Families of the victims and some of the survivors have filed what’s called a 1983 claim.
“That’s a claim that is brought against a governmental body, employees, agencies who didn’t act in a manner in which they were supposed to act,” Prather said.
According to the University of Minnesota Law School, “Section 1983 provides an individual the right to sue state government employees and others acting “under color of state law” for civil rights violations. Section 1983 does not provide civil rights; it is a means to enforce civil rights that already exist.”
Those claims have a statute of limitations of two years, which is five months from now.
Prather said without the material we’re seeking, those claims don’t stand a chance.
“If all of the evidence that supports their claims is kept under wraps, those families will not have the evidence they need due to DPS choosing to appeal,” she said
Over the past year and a half since the shooting, material related to the failed law enforcement response has been leaked to the media.
Prather said that may not meet the burden of proof the families need for their claims.
“Leaked evidence is not authenticated evidence,” she explained.

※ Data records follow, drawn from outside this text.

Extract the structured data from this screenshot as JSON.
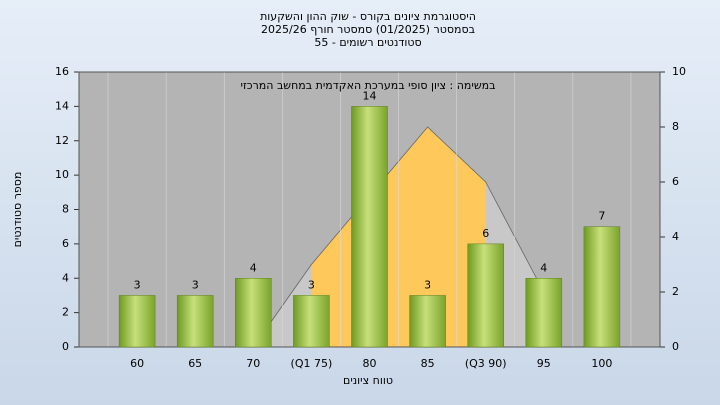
{
  "chart_data": {
    "type": "bar",
    "title": [
      "היסטוגרמת ציונים בקורס - שוק ההון והשקעות",
      "בסמסטר (01/2025)  סמסטר חורף 2025/26",
      "סטודנטים רשומים - 55"
    ],
    "annotation": "במשימה : ציון סופי במערכת האקדמית במחשב המרכזי",
    "x_label": "טווח ציונים",
    "y_label": "מספר סטודנטים",
    "categories": [
      null,
      "60",
      "65",
      "70",
      "(Q1 75)",
      "80",
      "85",
      "(Q3 90)",
      "95",
      "100",
      null
    ],
    "values": [
      null,
      3,
      3,
      4,
      3,
      14,
      3,
      6,
      4,
      7,
      null
    ],
    "color": "#8fb83a",
    "area": {
      "axis": "y2",
      "values": [
        null,
        null,
        null,
        0,
        3,
        5.5,
        8,
        6,
        2,
        null,
        null
      ],
      "color": "#c8c8c8",
      "highlight_color": "#ffc85a",
      "highlight_range": [
        4,
        7
      ]
    },
    "ylim": [
      0,
      16
    ],
    "yticks": [
      0,
      2,
      4,
      6,
      8,
      10,
      12,
      14,
      16
    ],
    "y2lim": [
      0,
      10
    ],
    "y2ticks": [
      0,
      2,
      4,
      6,
      8,
      10
    ],
    "grid": true
  }
}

The appeal filed by DPS Friday would keep the official release of information wrapped up in court proceedings for months or even years.
“What is behind the investigation that you are so concerned about keeping private?” Prather asked.
Looking at it from a wider lens, Prather said these attempts continue what she calls one of the worst cover-ups in Texas history is not only affecting the families most impacted but the public’s faith in law enforcement as a whole.
“Doesn’t law enforcement want us to trust them? And in order for us to trust them in the future, we need to know what happened that day,” she said.
KSAT 12 News requested comment on this story from the Texas Department of Public Safety, as well as Governor Greg Abbott. Neither has given a response.